La leçon, pour les travailleurs d'ici, des élections en Allemagne22/09/20052005Journal/medias/journalnumero/images/2005/09/une1938.jpg.445x577_q85_box-0%2C104%2C1383%2C1896_crop_detail.jpg

Editorial

La leçon, pour les travailleurs d'ici, des élections en Allemagne

La vie politique allemande s'organise autour de deux grands partis : un parti de droite, la CDU, et un parti dit de gauche, le Parti Social-Démocrate (SPD), qui se relaient au pouvoir depuis des décennies.

Depuis 1998 c'est le SPD, dirigé par Schröder, flanqué des Verts, qui gouverne. Pendant ses sept ans de pouvoir, le gouvernement social-démocrate allemand a mené la même politique que ses semblables, en Grande-Bretagne avec Blair ou en France avec Jospin. En invoquant la lutte contre le chômage, Schröder a multiplié les mesures contre les travailleurs et favorables au patronat. Il a facilité les licenciements et la flexibilité. Il a " réformé " le système de soins, en faisant payer plus les assurés et en diminuant les prestations. Il a réduit de manière drastique les allocations chômage et il a obligé les chômeurs à accepter n'importe quel travail ou des travaux d'intérêt général payés un euro de l'heure.

Résultat de cette politique dite de " modernisation " : baisse importante du pouvoir d'achat des salariés, sans que le chômage baisse pour autant. Près de 5 millions de chômeurs, 12% de la population active !

C'est le gouvernement socialiste lui-même qui, en démoralisant son propre électorat, a favorisé le retour de la droite. Plus grave encore, il a accrédité l'idée qu'il n'y a pas d'autre politique possible et que, même en Allemagne, la principale puissance économique d'Europe, il n'était plus possible de maintenir le niveau de vie des travailleurs ni leurs prestations sociales d'il y a vingt ou trente ans.

La droite n'a eu qu'à reprendre, avec plus de cynisme et moins d'hypocrisie, l'idée que plus les riches s'enrichissent, mieux le pays se porte, même s'il faut pour cela démolir les conditions d'existence des travailleurs. Un peu trop rassurés cependant par les sondages qui donnaient la CDU largement victorieuse, ses dirigeants se sont laissé aller à dire ce qu'ils comptaient faire, avant même d'avoir été élus. Schröder a été sauvé de la débâcle électorale complète par l'excès de cynisme de la droite, dont certains chefs proposaient, par exemple, un impôt unique sur le revenu à 25%, payé donc au même taux par un milliardaire et par un manoeuvre.
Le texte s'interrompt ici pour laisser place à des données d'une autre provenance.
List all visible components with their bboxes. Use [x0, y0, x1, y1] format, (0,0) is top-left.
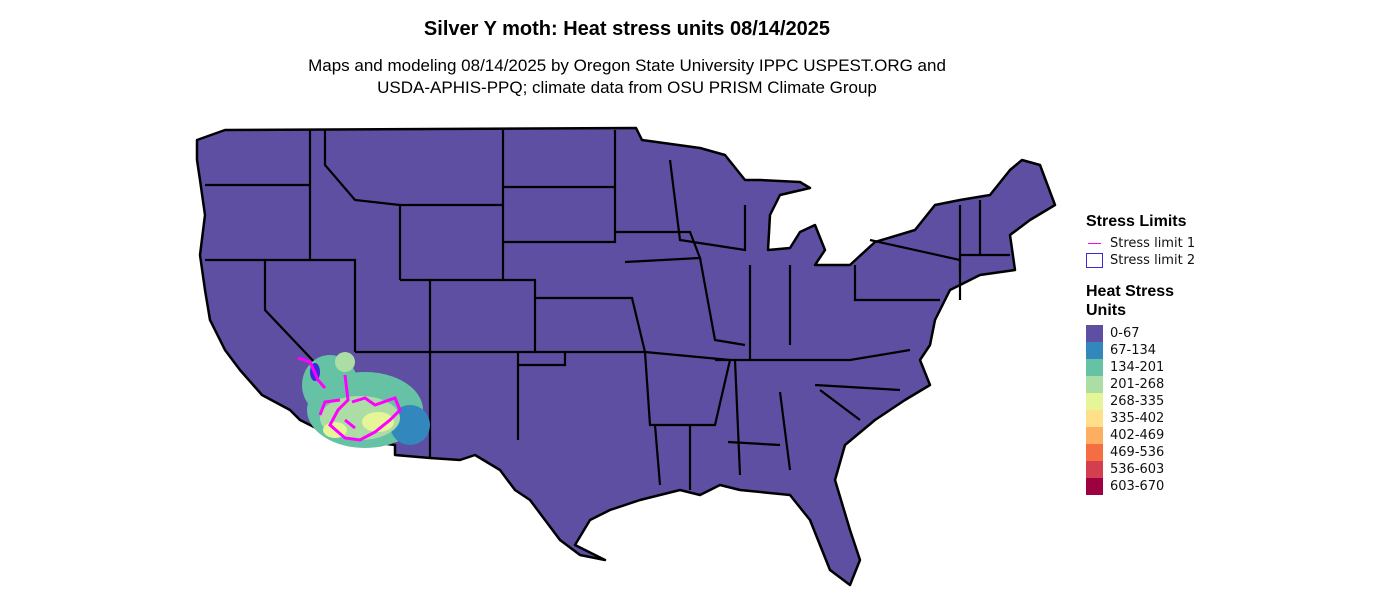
legend-class-4: 268-335	[1086, 393, 1195, 410]
color-swatch	[1086, 461, 1103, 478]
heat-units-title-line-2: Units	[1086, 302, 1126, 319]
legend-label: Stress limit 2	[1110, 253, 1196, 268]
legend-class-label: 201-268	[1110, 377, 1165, 392]
color-swatch	[1086, 427, 1103, 444]
stress-limits-title: Stress Limits	[1086, 213, 1187, 230]
legend-class-label: 268-335	[1110, 394, 1165, 409]
color-swatch	[1086, 359, 1103, 376]
legend-class-label: 536-603	[1110, 462, 1165, 477]
legend: Stress Limits Stress limit 1 Stress limi…	[1086, 212, 1195, 495]
legend-item-stress-limit-2: Stress limit 2	[1086, 252, 1195, 269]
color-swatch	[1086, 444, 1103, 461]
color-swatch	[1086, 376, 1103, 393]
magenta-line-icon	[1086, 236, 1103, 251]
legend-class-8: 536-603	[1086, 461, 1195, 478]
legend-class-label: 134-201	[1110, 360, 1165, 375]
legend-class-label: 603-670	[1110, 479, 1165, 494]
legend-class-label: 402-469	[1110, 428, 1165, 443]
legend-class-5: 335-402	[1086, 410, 1195, 427]
map-subtitle: Maps and modeling 08/14/2025 by Oregon S…	[0, 55, 1254, 99]
color-swatch	[1086, 393, 1103, 410]
color-swatch	[1086, 478, 1103, 495]
legend-class-0: 0-67	[1086, 325, 1195, 342]
color-swatch	[1086, 410, 1103, 427]
blue-box-icon	[1086, 253, 1103, 268]
state-borders	[205, 130, 1010, 490]
legend-class-label: 469-536	[1110, 445, 1165, 460]
heat-classes: 0-67 67-134 134-201 201-268 268-335 335-402 40…	[1086, 325, 1195, 495]
color-swatch	[1086, 342, 1103, 359]
subtitle-line-2: USDA-APHIS-PPQ; climate data from OSU PR…	[377, 78, 877, 97]
color-swatch	[1086, 325, 1103, 342]
legend-class-1: 67-134	[1086, 342, 1195, 359]
legend-class-label: 335-402	[1110, 411, 1165, 426]
stress-limit-1-contours	[297, 356, 402, 442]
legend-class-label: 0-67	[1110, 326, 1140, 341]
legend-class-7: 469-536	[1086, 444, 1195, 461]
subtitle-line-1: Maps and modeling 08/14/2025 by Oregon S…	[308, 56, 946, 75]
legend-class-6: 402-469	[1086, 427, 1195, 444]
map-title: Silver Y moth: Heat stress units 08/14/2…	[423, 18, 831, 40]
legend-label: Stress limit 1	[1110, 236, 1196, 251]
legend-item-stress-limit-1: Stress limit 1	[1086, 235, 1195, 252]
legend-class-label: 67-134	[1110, 343, 1157, 358]
legend-class-9: 603-670	[1086, 478, 1195, 495]
legend-class-2: 134-201	[1086, 359, 1195, 376]
heat-units-title-line-1: Heat Stress	[1086, 283, 1175, 300]
legend-class-3: 201-268	[1086, 376, 1195, 393]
Après sept ans d'une politique antiouvrière, les dirigeants socialistes ont pu achever leur campagne électorale en affirmant : " Voyez, il peut y avoir pire que nous ".

Mais il n'est même pas dit que la CDU et le Parti Social-Démocrate ne se mettent pas d'accord sur un gouvernement de coalition, comme cela leur est déjà arrivé dans le passé, pour mener ensemble la même politique.

Le système politique n'est pas le même en Allemagne et en France. Mais ce qui se passe en Allemagne rappelle bien des choses d'ici et en préfigure d'autres.

En France aussi, la droite doit son retour triomphal au pouvoir aux cinq années de gouvernement Jospin, et Chirac son plébiscite de 2002 à l'appel honteux des dirigeants du PS et du PC à voter pour lui.

En France, c'est la droite qui mène la politique antiouvrière que mènent les " socialistes " Schröder en Allemagne et Blair en Grande-Bretagne. Cela favorisera-t-il la gauche en 2007 ? L'avenir le dira. Mais, même si cela arrivait, qu'est-ce que les travailleurs auraient à gagner à ce que les coups qu'on leur porte viennent de la gauche au lieu de la droite ?

Pour arrêter les coups, il n'y a rien à attendre des combinaisons qui se préparent à gauche. La seule alternative à la politique que mènent, en se relayant au gouvernement, la gauche et la droite, est la contre-offensive du monde du travail pour imposer ses exigences vitales au patronat comme à ceux qui sont au gouvernement.

Ce n'est certainement pas cela qui nous est proposé par les confédérations syndicales pour le 4 octobre. Mais si une journée de mobilisation, sans annoncer une suite, ne fera reculer ni le patronat ni le gouvernement, elle peut et elle doit être l'occasion pour les travailleurs d'affirmer dans la rue qu'ils n'attendent rien des charlatans politiques et qu'ils ne font confiance qu'à eux-mêmes.